Math 343 Fall 99
Homework Assignments
Homework 01: due Wed. Sept. 1 Read Section 1.1 and 1.2 Page 48, #5, 6
Homework 02: due wed. Sept. 8 Page 48: #8, 12, 14 Page 57: #1, 2
Homework 03 Page 70, #2, 3, 6
Homework 04, due Monday, 09/20/99 Page 72, #8: set up the linear programming problem and solve by Maple Page 96, #13, #14, solve the linear systems using "gaussjord" command in Maple
Homework 05, due Wed. 09/22 Using the finite-difference method, find the simplified general i-th equation of the boundary value problem of ordinary differential equation y"-y'/x-3y/(x^2)=ln(x)/x - 1, x in [1, 2] y(1)=y(2)=0
Homework 06, due Mon. 09/27 Solve the BVP in Homework 05 with Maple using the finite-difference method and plot the solution (Note: There is no apparent exact solution to compare with)
Homework 07, due Mon. 09/27 Page 366: Use the data corresponding to #6-10, formulate a linear system Ax=b where the matrix has more rows than columns. Then formulate the normal equation transpose(A)Ax=transpose(A)b
Homework 08, due Mon. 10/04/99 Find the cubic polynomial y=a*x^3+b*x^2+c*x+d that is the least squares fit to the data: x 1 2 3 4 5 6 -------------------------------------------- y -2.2 -1.8 0.4 3 1.2 2.3 Requirements: (1) construct a linear system Ax=b with more equations than variables (2) derive the normal equation from (1) (3) find the cubic polynomial (4) using Maple, plot the data points and the cubic polynomial together to visualize the results
Homework 09, due Mon. 10/04/99 P301, Section 6.1: #2, 6, 9(a,b), 10(a,b)
Homework 10, due Mon. 10/11/99 P308, #2, #4
Homework 11, due Mon. 10/11/99 P308, for matrices in problem #2 and #4, find the probability eigenvectors.
Homework 12, due Wed. 10/20/99 P320, #8
Homework 13, due Mon. 10/25/99 P321, #16
Homework 14, due Mon. 11/01/99 Find the closed form solution to the sequence: G[0]=1, G[1]=2, G[k]=0.5*(G[k-1]+G[k-2]), for k=2,3,... Use your solution to find the limit of G[k] when k goes to infinity
Homework 15, due Mon. 11/01/99 Solve system of ODE: x' = x + 2y + 3z y' = y z' =2x + y + 2z
Homework 16, due Mon. 11/08/99 Find the substitutions and the standard forms of (1) 9*x[1]^2+ x[2]^2+6*x[1]*x[2]-10*sqrt(10)*x[1]+10*sqrt(10)*x[2]+90=0 (2) 5*x[1]^2+5*x[2]^2-6*x[1]*x[2]-30*sqrt(2)*x[1]+18*sqrt(2)*x[2]+82=0
Homework 17, due Mon. 11/08/99 For the quadratic form 5*x[1]^2+12*x[1]*x[2]-12*sqrt(13)*x[1],-36=0 (1) find the substitutions and the standard form; (2) use the substitutions to plot the graph with Maple
Homework 18, due Mon. 11/15/99 Identify the standard quadratic form of (1) -x[1]^2-x[2]^2-x[3]^2+4*x[1]*x[2]+4*x[1]*x[3]+4*x[2]*x[3]=3; (2) 2*x[1]*x[3]-2*x[1]-4*x[2]-4*x[3]+8=0
Homework 19, due Mon. 11/15/99 Problem 1: Section 7.1, #4 Problem 2: Let u, v, w be n-vectors with u orthogonal to both v and w. Prove that u is orthogonal to every linear combination of v and w. (A linear combination of v and w can be written as a*v+b*w for real numbers a and b)

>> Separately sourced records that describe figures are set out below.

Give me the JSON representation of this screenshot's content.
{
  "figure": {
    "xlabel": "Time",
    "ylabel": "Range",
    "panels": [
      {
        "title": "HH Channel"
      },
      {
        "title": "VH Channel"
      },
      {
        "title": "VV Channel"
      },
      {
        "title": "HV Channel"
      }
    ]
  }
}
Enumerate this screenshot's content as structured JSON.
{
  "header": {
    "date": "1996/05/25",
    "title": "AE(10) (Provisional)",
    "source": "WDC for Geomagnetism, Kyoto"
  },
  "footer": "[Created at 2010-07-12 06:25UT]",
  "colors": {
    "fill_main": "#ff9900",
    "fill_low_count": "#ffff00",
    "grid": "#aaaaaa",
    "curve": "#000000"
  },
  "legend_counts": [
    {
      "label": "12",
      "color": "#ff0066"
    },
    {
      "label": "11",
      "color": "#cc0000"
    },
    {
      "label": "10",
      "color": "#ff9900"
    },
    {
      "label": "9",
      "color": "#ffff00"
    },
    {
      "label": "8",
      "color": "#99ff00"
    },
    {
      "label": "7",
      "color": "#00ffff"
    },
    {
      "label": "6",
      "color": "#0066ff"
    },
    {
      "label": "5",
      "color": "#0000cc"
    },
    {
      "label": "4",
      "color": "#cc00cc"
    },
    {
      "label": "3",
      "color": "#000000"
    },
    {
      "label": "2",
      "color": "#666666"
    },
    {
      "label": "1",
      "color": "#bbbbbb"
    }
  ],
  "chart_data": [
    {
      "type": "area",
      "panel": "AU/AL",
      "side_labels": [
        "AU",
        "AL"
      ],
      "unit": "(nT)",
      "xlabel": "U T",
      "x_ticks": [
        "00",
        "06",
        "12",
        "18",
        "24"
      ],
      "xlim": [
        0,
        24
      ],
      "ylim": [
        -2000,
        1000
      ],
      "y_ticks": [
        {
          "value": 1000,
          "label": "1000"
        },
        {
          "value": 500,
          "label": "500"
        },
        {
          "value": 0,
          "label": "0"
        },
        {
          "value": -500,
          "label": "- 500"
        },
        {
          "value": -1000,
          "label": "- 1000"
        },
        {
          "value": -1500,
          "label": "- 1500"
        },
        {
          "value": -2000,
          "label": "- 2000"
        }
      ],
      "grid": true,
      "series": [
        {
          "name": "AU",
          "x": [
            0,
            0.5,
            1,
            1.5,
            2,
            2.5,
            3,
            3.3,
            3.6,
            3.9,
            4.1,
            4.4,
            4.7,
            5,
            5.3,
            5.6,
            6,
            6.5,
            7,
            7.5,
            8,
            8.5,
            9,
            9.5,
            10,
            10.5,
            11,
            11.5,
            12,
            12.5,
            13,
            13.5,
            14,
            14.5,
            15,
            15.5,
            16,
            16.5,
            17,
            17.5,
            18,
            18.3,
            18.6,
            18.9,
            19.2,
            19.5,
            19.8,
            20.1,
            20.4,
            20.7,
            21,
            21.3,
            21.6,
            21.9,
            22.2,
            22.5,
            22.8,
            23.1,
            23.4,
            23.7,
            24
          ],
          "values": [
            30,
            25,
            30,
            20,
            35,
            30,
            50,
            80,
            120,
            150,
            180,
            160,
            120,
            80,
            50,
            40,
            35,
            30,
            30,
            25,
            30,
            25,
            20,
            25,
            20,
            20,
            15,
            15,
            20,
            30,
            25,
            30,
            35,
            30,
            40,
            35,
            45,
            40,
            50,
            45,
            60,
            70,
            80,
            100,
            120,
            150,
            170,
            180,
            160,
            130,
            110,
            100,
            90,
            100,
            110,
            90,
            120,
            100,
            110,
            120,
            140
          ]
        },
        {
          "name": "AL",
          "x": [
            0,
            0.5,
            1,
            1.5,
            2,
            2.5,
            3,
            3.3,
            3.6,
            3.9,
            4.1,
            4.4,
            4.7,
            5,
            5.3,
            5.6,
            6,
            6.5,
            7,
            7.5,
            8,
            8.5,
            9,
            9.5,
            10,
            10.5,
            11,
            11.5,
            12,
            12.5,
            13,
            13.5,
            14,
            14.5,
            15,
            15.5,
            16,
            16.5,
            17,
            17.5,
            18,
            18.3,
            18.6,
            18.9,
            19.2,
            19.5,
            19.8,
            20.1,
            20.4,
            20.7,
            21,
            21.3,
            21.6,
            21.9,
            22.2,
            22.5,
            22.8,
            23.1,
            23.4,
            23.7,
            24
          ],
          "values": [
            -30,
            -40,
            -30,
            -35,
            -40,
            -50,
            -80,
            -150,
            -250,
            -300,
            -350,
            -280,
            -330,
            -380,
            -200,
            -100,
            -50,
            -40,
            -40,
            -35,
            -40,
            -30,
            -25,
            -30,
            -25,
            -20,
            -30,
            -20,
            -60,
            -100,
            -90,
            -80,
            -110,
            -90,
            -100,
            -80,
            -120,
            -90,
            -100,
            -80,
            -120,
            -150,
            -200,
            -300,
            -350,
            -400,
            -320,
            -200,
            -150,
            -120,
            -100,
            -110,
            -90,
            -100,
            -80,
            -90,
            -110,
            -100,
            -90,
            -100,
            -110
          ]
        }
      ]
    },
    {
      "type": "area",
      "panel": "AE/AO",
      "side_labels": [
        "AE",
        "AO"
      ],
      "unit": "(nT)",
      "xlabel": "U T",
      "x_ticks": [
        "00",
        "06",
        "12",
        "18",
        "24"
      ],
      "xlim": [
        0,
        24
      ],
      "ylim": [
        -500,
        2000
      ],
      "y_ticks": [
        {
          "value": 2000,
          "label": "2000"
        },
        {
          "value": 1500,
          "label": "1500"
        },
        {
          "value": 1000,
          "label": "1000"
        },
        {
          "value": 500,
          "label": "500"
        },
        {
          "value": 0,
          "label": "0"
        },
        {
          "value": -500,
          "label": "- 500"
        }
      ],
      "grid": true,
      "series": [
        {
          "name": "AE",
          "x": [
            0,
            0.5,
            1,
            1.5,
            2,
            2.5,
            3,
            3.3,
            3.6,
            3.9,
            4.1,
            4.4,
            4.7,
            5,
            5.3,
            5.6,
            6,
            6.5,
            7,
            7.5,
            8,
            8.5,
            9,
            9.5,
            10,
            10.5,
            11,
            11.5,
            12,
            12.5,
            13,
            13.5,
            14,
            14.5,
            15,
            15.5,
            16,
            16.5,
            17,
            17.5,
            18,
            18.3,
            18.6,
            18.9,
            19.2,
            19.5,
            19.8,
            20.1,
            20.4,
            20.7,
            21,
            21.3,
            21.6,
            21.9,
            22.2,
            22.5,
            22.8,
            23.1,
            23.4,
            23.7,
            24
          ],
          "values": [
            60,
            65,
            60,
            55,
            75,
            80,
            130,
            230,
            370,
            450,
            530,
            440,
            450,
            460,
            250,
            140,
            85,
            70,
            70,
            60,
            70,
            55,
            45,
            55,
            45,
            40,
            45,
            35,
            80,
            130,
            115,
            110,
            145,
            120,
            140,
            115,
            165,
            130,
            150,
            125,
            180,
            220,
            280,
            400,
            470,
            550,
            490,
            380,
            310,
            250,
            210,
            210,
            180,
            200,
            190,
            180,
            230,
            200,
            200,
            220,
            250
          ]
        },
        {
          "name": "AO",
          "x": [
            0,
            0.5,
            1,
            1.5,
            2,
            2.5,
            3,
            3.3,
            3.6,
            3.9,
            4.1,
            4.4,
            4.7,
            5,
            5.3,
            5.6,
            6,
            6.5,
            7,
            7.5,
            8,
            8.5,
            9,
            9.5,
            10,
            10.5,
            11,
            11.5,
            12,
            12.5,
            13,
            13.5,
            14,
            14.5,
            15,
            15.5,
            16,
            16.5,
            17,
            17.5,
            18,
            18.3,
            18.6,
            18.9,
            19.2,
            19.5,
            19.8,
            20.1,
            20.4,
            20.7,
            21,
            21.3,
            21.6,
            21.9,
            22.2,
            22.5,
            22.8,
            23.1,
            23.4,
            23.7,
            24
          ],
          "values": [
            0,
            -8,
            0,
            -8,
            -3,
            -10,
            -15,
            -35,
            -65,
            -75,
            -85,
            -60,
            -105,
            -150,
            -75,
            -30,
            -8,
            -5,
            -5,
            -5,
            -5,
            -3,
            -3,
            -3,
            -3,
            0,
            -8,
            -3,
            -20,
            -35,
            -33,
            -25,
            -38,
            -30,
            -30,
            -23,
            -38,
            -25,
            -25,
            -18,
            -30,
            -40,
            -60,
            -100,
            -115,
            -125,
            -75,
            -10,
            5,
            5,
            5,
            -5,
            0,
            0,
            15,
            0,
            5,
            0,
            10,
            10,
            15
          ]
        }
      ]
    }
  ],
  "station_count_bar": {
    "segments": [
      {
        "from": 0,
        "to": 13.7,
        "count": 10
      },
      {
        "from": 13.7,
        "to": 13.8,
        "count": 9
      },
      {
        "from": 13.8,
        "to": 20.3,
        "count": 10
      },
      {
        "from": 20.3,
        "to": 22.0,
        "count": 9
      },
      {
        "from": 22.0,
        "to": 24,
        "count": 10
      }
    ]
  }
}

Homework 20, due Mon. 11/22/99 Section 7.1, #8, 9, 10, extra credit for #11
Homework 21, due Mon. 11/22/99 Section 7.2, #2, 3, 5
Homework 22, due Mon. 11/29/99 Problem 1. Find an orthonomal basis for the subspace V of R^4 consisting of all vectors of the form (a, a+b, c, b+c) Problem 2. Find an orthonomal basis for the subspace W of R^4 consisiting of all vectors (a,b,c,d) such that a-b-2c+d=0
Homework 23, due Mon 12/06/99 1. Use the matrix on page 414 #9 to perform QR decomposition in detail 2. Use the QR decomposition you got and the vector b in problem 11 to solve Ax=b
Homework 24, due Mon 12/06/99 P414, #10, 12
Homework 25, due Mon 12/13/99 For A = matrix(3,3,[1,2,3,4,5,6,2,0,2]) and b = vector([1,1,1]), use Maple to get SVD of A and solve Ax=b with the decomposition.